Monday, December 6, 2010

Existence

This past week I have been at NIH in Bethesda, Maryland for my 3rd trip to participate in a clinical study of NF2. Each visit I fly out with Paul and have high-tech MRIs and see specialists for the smorgasbord of issues NF2 has gifted me with. I've swallowed barium mixed with pudding in front of a moving xray, had fluorescent dye injected into me as multi-colored lights were flashed into my dilated eyes, been timed as I used one hand to pick up quarters and place them in a cup, and been poked with many an IV by incompetent nurses who don't seem to know how to get the vein on the first try. After all of the tests on the last day I sit down to go over the results with the doctor in charge of the study. Dr. Asthagiri is friendly and empathetic, he makes looking at tumors in your brain feel like opening the mail, just another task in a busy day. I have been blessed in my NF2 journey. I may be Deaf, but I have so many NF2 friends my age who cannot walk, see, talk, eat, or even think clearly for all of the surgeries, tumors and medications they have been assaulted with over the years. The fact that I can run and do not suffer from facial paralysis labels me as "lucky" in the NF2 community, and I am grateful every day for that. However, on my biannual MRI results day I am not comparing myself to others, I am instead forced to look directly inside myself and see the army of tumors attempting to choke out my entire brain and spine.

Each visit I have only minimal growth, but that growth is measurable over time and as it stands now I have a 3cm tumor that looks ridiculously scary and intrusive embedded right in the top center of my brain. It has a tail winding back like a whisper the length of my entire head. The space between the 2 hemispheres of my brain looks disgusting, lumps of tumors clot together in trails, others stand alone in random places. MoFo has stopped growing and is stable, but has not shrunk, and is now surrounded by baby tumors all lunging toward my brain stem. After swallowing the image down I asked the Doctor to show me my spine MRIs. We went through each section, and it seems my spinal cord is barely dodging contact in too many places to count. After thoroughly reviewing the doctor told me that as of now I am stable.

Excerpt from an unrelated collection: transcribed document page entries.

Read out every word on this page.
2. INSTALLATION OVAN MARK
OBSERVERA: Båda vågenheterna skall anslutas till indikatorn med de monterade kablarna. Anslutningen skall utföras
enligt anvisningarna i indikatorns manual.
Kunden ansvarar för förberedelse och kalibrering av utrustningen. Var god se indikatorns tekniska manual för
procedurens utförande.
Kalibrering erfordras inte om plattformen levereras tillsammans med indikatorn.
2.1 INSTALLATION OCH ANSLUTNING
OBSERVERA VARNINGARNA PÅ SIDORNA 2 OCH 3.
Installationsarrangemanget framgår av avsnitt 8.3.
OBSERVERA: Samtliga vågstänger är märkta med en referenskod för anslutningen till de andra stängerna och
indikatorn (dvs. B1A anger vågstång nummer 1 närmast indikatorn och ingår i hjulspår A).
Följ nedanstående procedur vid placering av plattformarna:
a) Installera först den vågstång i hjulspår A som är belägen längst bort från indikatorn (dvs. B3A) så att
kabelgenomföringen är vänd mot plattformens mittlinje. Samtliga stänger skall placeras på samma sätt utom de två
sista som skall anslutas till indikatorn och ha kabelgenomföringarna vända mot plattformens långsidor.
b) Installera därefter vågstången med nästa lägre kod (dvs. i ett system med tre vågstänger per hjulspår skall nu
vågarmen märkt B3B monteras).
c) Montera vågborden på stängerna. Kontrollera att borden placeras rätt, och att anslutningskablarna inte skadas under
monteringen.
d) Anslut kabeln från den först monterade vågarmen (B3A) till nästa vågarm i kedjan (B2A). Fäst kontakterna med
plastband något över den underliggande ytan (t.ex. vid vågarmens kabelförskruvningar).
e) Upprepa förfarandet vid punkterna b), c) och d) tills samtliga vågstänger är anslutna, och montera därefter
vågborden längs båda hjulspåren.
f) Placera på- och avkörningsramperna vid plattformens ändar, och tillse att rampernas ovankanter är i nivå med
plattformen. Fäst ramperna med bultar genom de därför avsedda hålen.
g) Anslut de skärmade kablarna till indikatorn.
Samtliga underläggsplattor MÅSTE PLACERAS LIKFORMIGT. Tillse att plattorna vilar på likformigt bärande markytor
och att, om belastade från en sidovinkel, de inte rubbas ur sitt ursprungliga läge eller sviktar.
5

STABLE!? (and here comes the rant, if you are having a nice day look elsewhere before I ruin it.) How the hell is having so many tumors I cannot count them stable? Is stable synonymous to "There is not a damn thing I can do, keep running until you lose every single bodily function one at a time, your dignity, as well as your ability to communicate and partake in life with everyone else, then die." or does it mean "Yup, you still have NF2 and there is still not a cure, and no matter how healthy you eat or how much you run this is something you cannot control so just go eat some chicken Mcnuggets and wash it down with some JB because you'll be dead before it matters anyway." OR does it mean "We see people way worse than you every day and so we are unable to validate your fears and concerns and instead want you to go home and pretend you will get to ever be normal, while everyone around you looks the other way and pretends the same thing while slowly distancing themselves from you so they don't have to cry when you inevitably die."

Now here comes the part where I end on a high note, but today I have nothing to give. I am just empty. I think it is particularly cruel to have watched my Grandma, Uncle, and Mom all go through this before it is happening to me. I know all too well what is about to happen over the next decade, and wish I didn't. I wish I could lie to everyone but I can't even lie to myself right now. I already feel apologetic for my rant, reminding myself that I am not the only one with problems, and I am blessed in my life. I have excellent medical care, am surrounded by a family who loves me, have a solid marriage with my best friend, children who make me proud, and friends who honestly care about me. Would I rather live to be a hundred but live those years lonely or in squalor? Isn't life about the quality and not the quantity? On most days I truly believe in my heart that the amount of time God decides to grant me is more than enough, but sometimes I am just not that magnanimous, some days I kiss my kids extra hard and think "I don't want to go." Why does everyone else get to live while I have to die? My parents, Paul, the kids, will all continue on, and I'll just be a picture on the wall. They'll only hang the ones of me now, bright and smiling. The ones of me in the end will be hidden, and eventually forgotten. Admittedly, we are all resigned to the same fate, it just seems my luck will run out sooner than most. I cling desperately to the hope for a cure, and strive to make a difference in each day I still exist.

What else can I do? What else should any of us do?